The National Initiative for Children's Healthcare Quality Receives $3.25 Million Grant From Robert Wood Johnson Foundation to Fight Childhood Obesity
BOSTON, MA, June 16, 2009 — The National Initiative for Children's Healthcare Quality (NICHQ) today announced it has been awarded a $3.25 million grant from the Robert Wood Johnson Foundation (RWJF) to reverse the childhood obesity epidemic trend across the nation by training, supporting and providing technical assistance to healthcare professionals in becoming advocates for change within their communities.
As part of the grant, NICHQ will partner with the American Academy of Pediatrics (AAP), the California Medical Association Foundation (CMA-F) and the Robert Wood Johnson Foundation Center to Prevent Childhood Obesity (CPCO) to facilitate healthcare professionals becoming community advocates for local change, and to build an online network serving as the "go to resource" for healthcare providers looking for solutions to the childhood obesity epidemic.

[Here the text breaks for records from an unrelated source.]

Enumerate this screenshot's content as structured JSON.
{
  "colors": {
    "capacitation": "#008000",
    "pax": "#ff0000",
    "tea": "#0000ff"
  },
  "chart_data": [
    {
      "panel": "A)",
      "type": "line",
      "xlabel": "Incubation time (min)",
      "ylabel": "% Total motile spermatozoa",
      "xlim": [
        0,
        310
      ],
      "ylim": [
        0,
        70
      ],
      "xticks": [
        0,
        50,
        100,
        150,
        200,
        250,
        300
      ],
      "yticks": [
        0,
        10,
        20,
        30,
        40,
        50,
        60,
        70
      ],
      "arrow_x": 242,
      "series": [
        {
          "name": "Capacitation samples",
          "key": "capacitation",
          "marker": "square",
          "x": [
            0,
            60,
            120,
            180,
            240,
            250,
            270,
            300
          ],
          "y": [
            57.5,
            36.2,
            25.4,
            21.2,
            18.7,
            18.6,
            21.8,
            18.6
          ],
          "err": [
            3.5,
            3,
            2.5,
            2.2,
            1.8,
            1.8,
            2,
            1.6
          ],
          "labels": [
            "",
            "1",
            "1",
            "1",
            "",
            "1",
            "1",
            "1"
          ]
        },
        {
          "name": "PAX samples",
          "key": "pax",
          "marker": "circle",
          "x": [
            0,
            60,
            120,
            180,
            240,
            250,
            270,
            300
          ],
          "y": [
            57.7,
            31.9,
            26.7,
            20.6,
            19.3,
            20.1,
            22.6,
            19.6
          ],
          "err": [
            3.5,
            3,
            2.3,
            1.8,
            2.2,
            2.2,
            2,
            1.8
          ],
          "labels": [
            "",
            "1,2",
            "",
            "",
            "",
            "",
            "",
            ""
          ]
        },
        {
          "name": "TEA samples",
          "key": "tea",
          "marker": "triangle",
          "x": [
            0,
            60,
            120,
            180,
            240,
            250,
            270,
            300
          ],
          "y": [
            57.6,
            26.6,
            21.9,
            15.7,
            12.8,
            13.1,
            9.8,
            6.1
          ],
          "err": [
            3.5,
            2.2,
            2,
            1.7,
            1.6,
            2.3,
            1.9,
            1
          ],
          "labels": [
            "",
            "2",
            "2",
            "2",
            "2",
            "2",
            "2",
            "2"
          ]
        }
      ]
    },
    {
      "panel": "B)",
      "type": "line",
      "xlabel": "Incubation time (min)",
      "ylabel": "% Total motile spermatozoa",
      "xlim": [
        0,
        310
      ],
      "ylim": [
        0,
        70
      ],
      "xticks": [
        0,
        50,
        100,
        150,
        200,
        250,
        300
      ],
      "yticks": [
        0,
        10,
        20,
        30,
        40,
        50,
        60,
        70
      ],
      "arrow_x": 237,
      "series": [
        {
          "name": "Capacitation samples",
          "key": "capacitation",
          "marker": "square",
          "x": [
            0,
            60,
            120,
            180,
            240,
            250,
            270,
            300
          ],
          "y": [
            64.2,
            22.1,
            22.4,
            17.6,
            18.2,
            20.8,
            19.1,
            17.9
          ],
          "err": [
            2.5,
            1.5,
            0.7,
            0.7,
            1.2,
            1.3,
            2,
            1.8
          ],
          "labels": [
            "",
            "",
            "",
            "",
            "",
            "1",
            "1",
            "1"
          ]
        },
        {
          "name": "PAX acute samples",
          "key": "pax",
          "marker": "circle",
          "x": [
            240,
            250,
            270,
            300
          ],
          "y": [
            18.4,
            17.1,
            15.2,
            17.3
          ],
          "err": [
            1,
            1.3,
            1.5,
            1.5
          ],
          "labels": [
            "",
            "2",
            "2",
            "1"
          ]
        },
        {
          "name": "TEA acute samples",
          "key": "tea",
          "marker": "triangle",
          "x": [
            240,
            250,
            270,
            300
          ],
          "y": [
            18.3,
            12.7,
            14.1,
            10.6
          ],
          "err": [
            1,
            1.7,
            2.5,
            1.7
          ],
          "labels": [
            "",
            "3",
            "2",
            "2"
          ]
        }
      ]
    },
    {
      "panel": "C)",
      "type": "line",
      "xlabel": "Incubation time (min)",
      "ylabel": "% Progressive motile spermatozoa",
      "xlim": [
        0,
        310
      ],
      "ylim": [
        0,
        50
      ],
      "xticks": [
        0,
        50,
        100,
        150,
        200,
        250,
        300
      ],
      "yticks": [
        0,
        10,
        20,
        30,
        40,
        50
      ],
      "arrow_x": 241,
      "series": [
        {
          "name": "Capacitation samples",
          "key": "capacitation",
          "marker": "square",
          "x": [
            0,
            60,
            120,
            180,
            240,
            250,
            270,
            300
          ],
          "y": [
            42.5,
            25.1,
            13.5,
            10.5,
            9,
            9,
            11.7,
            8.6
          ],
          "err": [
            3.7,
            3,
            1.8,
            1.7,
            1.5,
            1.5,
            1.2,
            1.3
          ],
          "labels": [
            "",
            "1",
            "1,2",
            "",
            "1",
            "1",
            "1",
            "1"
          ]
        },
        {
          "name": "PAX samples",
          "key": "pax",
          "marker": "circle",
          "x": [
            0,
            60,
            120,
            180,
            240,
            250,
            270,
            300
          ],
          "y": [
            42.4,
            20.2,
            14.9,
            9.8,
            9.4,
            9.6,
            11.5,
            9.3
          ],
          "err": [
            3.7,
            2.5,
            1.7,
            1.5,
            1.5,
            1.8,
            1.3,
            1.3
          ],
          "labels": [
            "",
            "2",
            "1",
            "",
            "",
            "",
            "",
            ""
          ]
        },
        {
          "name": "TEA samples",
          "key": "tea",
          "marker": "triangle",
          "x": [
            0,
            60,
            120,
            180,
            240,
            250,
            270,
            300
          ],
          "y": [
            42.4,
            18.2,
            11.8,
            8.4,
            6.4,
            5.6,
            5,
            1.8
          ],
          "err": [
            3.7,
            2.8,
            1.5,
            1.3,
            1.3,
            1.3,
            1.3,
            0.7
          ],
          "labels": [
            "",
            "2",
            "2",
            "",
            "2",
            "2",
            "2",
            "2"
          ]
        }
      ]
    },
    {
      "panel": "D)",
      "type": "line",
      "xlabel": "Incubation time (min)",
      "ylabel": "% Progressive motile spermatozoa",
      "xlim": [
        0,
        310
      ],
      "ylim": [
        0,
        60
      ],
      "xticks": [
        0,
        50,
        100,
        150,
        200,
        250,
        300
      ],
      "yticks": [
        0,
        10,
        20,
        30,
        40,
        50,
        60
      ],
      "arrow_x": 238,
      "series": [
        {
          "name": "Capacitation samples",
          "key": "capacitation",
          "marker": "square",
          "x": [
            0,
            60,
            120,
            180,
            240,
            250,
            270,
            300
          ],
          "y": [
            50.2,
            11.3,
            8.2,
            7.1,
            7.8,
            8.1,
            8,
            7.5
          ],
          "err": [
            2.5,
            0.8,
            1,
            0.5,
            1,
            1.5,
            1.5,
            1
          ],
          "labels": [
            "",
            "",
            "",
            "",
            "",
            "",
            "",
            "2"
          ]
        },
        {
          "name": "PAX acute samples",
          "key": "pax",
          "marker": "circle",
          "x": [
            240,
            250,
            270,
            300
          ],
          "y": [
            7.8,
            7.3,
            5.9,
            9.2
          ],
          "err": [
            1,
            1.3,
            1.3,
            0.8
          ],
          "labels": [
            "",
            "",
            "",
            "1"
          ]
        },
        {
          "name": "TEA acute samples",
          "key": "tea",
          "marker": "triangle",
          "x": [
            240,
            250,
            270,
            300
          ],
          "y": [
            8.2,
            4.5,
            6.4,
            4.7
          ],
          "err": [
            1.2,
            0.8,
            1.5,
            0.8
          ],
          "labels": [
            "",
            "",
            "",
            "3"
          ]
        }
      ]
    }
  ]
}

"We are pleased to support NICHQ in its effort to help clinicians become advocates for policy and environmental changes that will help us reverse the childhood obesity epidemic," remarked Dwayne Proctor, director of the RWJF Childhood Obesity Team. "Health is not just something that happens in the doctor's office. It happens in the places where all of us live, learn, work and play, and NICHQ's work will advance efforts to make all of these settings healthier."
The prevention, screening and treatment of childhood obesity is at the top of NICHQ's Agenda for Improvement. The rise in the prevalence of obesity in children and adolescents is one of the most alarming public health issues facing the world today. Over the past three decades, the prevalence of childhood obesity in the US has more than tripled. Children in low socioeconomic status families and children in the country's southern region tend to have higher rates of obesity than that of the general population. The current increase is especially evident among African-American, Hispanic, and American Indian populations.
"As a leader in the children's healthcare quality movement in the US, we are committed to tackling this complex issue," said Dr. Charles Homer, president and chief executive officer of NICHQ. "We look forward to working closely with the AAP and CMA-F, as well as with RWJF, to expand our efforts and make significant changes at the community level so that childhood obesity is no longer an epidemic threatening our children's current and future health and welfare."